Mark your calendar for ACEP19 in Denver and for the Emergency Ultrasound Section (EUS) meeting on Sunday, October 27, at 1 p.m. in the Hyatt Regency Capitol Ballroom 4. This year’s business meeting will conclude with a town hall session to flush out where members stand on point-of-care ultrasound “hot” topics and the impact of handheld devices on our daily practice. Make sure to catch the Research Forum Sunday through Tuesday to see the latest work from our colleagues. Lastly, come ready to connect with colleagues! We’ll discuss our challenges as well as possible solutions.

Since this is my last “Chair’s Corner” letter, I wanted to thank the editors of the newsletter for making this publication a high-value read. The information and breadth of topics covered in the newsletter continue to amaze me. After more than 15 years performing ultrasound I am still learning, and this publication remains an intriguing source of interesting and new material. This month leans heavily on the pragmatic, highlighting the clinical application of optic nerve sheath diameter in our Cases that Count series and updating us on International Ultrasound in Liberia. There is a guide to organizing a course on pediatric ultrasound (with pictures of probably the youngest ultrasound model ever!), finding solutions to challenges while learning ultrasound as a resident and tips on cannulating the subclavian vein. Notably, there is an excellent resource on the issues surrounding sterile probe covers and a handy chart inventorying the numerous choices leaders in EUS have when assisting with purchasing decisions (as if they ever taught us that in medical school or residency).

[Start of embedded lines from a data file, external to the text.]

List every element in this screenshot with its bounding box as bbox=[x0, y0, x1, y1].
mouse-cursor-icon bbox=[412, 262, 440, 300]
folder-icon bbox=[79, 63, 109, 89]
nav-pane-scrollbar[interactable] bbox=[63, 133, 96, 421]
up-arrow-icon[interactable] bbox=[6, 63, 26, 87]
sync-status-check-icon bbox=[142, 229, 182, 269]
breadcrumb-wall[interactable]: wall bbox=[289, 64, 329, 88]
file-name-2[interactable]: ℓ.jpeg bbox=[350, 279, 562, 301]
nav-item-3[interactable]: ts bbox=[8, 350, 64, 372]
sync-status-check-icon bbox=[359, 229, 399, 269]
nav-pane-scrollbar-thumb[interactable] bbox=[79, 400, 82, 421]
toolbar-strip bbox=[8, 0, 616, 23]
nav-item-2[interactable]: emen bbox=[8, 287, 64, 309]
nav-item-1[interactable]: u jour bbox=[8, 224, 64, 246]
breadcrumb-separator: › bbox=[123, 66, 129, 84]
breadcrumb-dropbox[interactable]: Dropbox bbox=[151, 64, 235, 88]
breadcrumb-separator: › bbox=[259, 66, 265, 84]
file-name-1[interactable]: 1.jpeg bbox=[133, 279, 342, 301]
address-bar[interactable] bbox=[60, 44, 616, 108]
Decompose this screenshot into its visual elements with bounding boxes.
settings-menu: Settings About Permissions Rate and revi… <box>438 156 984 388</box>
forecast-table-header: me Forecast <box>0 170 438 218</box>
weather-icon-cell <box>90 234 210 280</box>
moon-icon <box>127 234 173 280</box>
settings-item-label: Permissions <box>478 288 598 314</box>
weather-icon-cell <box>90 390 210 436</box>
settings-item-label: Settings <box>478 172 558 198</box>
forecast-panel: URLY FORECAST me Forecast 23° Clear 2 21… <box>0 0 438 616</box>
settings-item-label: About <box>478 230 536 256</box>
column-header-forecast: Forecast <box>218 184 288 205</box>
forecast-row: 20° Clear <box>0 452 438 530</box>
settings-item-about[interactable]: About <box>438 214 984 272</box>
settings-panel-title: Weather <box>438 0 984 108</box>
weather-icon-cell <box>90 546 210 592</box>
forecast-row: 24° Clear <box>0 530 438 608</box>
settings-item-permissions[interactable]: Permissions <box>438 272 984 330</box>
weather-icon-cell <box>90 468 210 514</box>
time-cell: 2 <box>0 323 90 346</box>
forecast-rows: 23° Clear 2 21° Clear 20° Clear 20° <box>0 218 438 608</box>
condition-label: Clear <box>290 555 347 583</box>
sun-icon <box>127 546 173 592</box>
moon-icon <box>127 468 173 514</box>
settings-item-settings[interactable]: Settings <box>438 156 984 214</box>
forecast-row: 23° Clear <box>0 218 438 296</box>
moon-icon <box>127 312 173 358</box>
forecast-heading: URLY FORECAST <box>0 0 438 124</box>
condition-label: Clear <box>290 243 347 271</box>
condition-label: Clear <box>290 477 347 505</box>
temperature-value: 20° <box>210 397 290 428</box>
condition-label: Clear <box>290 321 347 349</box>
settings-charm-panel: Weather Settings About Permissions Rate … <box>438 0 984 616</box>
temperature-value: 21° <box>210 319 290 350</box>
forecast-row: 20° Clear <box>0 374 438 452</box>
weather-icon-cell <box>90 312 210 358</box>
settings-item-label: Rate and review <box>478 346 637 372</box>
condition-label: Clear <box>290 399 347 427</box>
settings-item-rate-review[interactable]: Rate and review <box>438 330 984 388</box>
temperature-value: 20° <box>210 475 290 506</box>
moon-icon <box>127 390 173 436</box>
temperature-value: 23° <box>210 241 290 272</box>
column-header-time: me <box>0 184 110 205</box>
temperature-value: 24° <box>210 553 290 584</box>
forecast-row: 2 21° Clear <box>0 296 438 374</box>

“Learn something new” should be an emergency ultrasound slogan. Hard to imagine all of the progress we’ve made as a group since the ’90’s. This year, I’ve learned the importance of ACEP EUS advocacy. Despite our progress, external organizations continue to misunderstand the clinical application of Emergency Medicine Point-of-Care Ultrasound (POCUS), and mischaracterize its application. Incredibly, organizations side-step the tremendous work and progress the EUS has made over the years to emphasize quality and safety. We continue to hear degrading monikers such as “non-imagers” and field unsubstantiated claims of inaccurate exam results from under-trained physicians. I’ve learned that these fixed mindsets may never change and will require constant reminding that (to borrow a quote from the late Daniel Patrick Moynihan), “they are entitled to their opinions but not their own facts.”

Members of the EUS Section will continue to respond to these “flare-ups” by redirecting the authors to ACEP’s Ultrasound Guidelines on quality or to the CORD Consensus Statement on training as well as to the Definition of Clinical Ultrasonography. It’s important for EUS Section members to remember that, in time of controversy, the effort that’s been put into these documents serve a purpose. Another thing I’ve learned throughout my tenure as EUS Chair is that the collegiality of the Section makes it easy to navigate difficult conversations with our colleagues in other fields and to make coherent arguments as to how and why POCUS remains an integral part of emergency medicine. When specific issues arise that require a show of organization and planning, the ACEP EUS excels at uniting us. However, if you’re forced to go at it alone, the most brilliant part of the Section membership is that when sending them the Section web page link, you can send the following note with it: “Hey…You’ve missed quite a bit. Go learn something new!”

Keep scanning everyone, and see you in Denver!